The book’s switches between personal anecdote and theory occasionally wear thinner than would be the case in a stand-alone essay but Tranquillity and Ruin gets through these rougher patches via the sense that interpreting experience through the relevant literature is part and parcel of the author’s approach to the world.

McLauchlan invites readers to relish his lingering scepticism, including when he’s stumped in the moment to explain something outside of a rational framework and later ferrets out a scientific article that posits a reasonable explanation (phew). His furtive devouring of a forbidden éclair at a Buddhist festival is also something straight out of novel-Danyl’s experiences, although the protagonist almost certainly wouldn’t have gotten away with it so lightly.

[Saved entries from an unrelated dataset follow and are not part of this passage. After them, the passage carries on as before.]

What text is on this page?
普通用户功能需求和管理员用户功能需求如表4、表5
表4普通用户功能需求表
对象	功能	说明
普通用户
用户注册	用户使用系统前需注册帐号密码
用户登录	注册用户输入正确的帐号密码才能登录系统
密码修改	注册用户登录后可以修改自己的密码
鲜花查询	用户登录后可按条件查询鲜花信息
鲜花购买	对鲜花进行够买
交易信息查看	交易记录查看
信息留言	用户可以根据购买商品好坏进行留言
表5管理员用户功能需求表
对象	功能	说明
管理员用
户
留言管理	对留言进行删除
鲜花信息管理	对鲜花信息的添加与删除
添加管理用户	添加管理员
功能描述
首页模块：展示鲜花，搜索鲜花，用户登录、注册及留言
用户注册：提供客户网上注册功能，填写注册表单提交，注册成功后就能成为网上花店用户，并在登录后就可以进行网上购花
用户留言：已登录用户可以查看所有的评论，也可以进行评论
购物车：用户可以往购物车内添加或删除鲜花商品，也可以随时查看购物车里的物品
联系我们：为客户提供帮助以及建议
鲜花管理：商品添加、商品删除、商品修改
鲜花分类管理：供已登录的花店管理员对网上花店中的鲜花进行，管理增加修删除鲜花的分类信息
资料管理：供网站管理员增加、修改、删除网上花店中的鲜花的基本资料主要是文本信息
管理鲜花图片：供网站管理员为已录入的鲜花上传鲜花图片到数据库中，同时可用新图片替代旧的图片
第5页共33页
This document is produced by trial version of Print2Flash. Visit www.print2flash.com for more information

You’d expect Tranquillity and Ruin to be welcomed by those agreeing with Steve Braunias’s praise of McLauchlan as “likely the most intelligent essayist in New Zealand”. Others might find that quote’s appearance on the gatefold cover makes it harder to take McLauchlan’s moments of self-deprecation at face value.

But it’s also possible, and enjoyable, to take in Tranquillity and Ruin on a meta-level as a single, distinctive personal document, with the wrangling of theory and philosophy indivisible from getting a good night’s sleep or explaining the nature of time to a child while waiting for a bus. On balance, it’s a journey worth taking.